Our products are taste tested to understand how the flavours alter as the diet of the cows changes through the seasons. Our cows are tested for tuberculosis annually and we have not failed this test to date. 

Video:  The Moo Man www.moomanmovie.com

The Moo Man is a documentary about British raw milk producer Steve Hook and his relationship with his herd of cows

Certified raw milk in New Zealand

New Zealanders buy certified raw milk direct from dairy farms, some of which operate vending/dispensing machines. For example, dairy company Village Milk on New Zealand’s South Island sells up to 300 litres of raw milk a day from its on-farm vending machines, with a rigorous focus on safety, including extensive testing under a risk management plan. In four years of operation there have been no health problems among customers. Currently, New Zealanders are allowed to buy up to five litres of raw milk a day at a cost of $NZ2.50 per litre.

Wider distribution and a revised regulatory framework were reviewed recently, with a focus on testing, quality thresholds, monitoring processes, public education, and secure and safe delivery of milk. As a result, new arrangements for certified raw milk were announced by the New Zealand government in June 2015, coming into effect in March 2016. Importantly, home deliveries will be allowed for the first time, in addition to the established farm pickup system. New registration and milk testing provisions will apply to raw milk producers. People who make cheese for their families will be able to buy as much raw milk as they want, and sales limits on farmers will be lifted.

Photo:  A grandmother helping the kids get raw milk from the vending machine

Here is the viewpoint of the Raw Drinking Milk Producers Association of New Zealand:

The test results our producers (and others around the world) are achieving are better than other ready-to-eat food. Systems have evolved to such a point that producers in NZ and overseas are achieving exceptional results, equal to or better than any processed milk. Emerging technology will allow easier and more regular testing at affordable prices, giving producers and consumers confidence that raw drinking milk is at least as safe as other food groups.
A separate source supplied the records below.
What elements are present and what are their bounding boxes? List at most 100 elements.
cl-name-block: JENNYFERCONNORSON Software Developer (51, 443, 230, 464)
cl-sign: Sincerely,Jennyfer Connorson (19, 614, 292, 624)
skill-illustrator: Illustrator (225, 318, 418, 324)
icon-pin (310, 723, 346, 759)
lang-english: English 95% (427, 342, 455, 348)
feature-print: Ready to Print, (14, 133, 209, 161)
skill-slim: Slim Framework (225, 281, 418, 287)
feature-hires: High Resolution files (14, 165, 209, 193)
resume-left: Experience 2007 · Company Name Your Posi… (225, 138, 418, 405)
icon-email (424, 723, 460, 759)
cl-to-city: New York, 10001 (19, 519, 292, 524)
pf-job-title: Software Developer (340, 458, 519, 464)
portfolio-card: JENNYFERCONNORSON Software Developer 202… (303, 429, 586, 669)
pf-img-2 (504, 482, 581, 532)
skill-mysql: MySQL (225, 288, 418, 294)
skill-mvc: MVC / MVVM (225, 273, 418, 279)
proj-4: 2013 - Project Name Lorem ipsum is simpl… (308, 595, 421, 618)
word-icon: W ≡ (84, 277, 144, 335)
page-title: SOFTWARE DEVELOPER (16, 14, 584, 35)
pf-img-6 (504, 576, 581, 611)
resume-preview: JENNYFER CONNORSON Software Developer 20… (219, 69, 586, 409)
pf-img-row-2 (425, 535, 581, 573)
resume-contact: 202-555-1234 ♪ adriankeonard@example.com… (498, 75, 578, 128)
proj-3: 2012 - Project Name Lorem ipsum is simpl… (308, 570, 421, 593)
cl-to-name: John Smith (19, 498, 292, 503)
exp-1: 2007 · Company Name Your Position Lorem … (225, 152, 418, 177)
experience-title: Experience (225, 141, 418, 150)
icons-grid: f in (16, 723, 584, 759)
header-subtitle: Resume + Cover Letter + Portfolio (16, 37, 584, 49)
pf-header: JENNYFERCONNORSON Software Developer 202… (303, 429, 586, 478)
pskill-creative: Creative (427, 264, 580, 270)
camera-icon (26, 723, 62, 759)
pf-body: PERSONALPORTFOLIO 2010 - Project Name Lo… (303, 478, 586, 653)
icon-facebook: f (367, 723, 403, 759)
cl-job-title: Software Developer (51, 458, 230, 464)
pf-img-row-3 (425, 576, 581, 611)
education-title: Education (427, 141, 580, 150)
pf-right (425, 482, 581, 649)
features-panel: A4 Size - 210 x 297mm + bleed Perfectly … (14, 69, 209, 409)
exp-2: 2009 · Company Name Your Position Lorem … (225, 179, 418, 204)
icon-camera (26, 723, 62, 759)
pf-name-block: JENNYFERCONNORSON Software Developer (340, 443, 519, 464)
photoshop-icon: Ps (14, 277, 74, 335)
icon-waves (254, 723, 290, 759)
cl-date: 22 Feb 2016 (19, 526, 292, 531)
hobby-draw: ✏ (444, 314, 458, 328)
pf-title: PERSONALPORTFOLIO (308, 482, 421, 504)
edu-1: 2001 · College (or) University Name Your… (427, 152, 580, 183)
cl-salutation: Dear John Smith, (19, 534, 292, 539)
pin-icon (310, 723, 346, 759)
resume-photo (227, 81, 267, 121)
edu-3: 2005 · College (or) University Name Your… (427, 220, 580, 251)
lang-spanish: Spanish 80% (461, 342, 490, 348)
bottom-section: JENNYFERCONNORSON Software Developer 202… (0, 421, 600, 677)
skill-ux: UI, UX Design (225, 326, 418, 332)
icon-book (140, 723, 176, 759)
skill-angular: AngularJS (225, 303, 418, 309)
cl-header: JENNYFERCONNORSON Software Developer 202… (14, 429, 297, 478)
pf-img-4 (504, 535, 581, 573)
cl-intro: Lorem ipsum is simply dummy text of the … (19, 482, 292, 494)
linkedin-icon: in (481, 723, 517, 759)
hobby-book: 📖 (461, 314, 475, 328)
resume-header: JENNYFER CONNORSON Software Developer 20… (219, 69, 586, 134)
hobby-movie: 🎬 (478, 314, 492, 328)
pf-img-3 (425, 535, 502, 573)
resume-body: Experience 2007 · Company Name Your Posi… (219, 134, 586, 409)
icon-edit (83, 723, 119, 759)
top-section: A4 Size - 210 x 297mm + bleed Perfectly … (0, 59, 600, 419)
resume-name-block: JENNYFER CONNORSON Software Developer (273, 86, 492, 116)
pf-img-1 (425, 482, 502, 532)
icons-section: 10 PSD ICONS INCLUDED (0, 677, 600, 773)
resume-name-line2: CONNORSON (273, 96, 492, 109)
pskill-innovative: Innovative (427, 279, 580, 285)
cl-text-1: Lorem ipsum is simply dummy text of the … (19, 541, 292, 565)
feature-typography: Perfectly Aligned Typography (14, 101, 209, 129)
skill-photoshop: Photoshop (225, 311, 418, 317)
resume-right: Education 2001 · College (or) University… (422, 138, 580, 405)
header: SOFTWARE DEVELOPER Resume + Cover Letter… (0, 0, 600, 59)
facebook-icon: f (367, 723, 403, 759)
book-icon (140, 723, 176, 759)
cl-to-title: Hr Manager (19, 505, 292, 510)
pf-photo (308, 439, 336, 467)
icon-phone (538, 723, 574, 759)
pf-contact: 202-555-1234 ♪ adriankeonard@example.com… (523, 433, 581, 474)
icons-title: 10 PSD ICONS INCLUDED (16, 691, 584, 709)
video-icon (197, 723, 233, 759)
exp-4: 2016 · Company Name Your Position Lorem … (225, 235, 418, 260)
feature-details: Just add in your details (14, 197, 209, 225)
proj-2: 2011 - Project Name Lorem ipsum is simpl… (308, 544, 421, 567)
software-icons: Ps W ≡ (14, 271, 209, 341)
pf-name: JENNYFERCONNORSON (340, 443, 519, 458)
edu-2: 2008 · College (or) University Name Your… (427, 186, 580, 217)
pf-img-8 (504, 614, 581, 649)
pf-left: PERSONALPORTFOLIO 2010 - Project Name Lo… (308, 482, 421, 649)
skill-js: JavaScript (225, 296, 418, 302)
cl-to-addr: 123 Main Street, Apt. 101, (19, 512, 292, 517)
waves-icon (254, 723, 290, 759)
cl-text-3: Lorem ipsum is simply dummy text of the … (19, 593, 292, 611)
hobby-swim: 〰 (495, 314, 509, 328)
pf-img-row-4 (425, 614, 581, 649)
Raw milk is a food. As such it no longer needs exemption from the current laws in this country. But it does not deserve to be singled out either, and we suggest it should get the same treatment as all other fresh perishable food. We also ask that a clear distinction be recognised between raw drinking milk, and raw milk produced for factory supply for further processing. This distinction needs to flow right through from the regulatory process, all the way to the reporting processes, so that in the future any raw milk illness reported recognises the difference. The Association is very interested in being constructive in developing solutions to enable easy access to safe raw drinking milk for all New Zealanders who want it.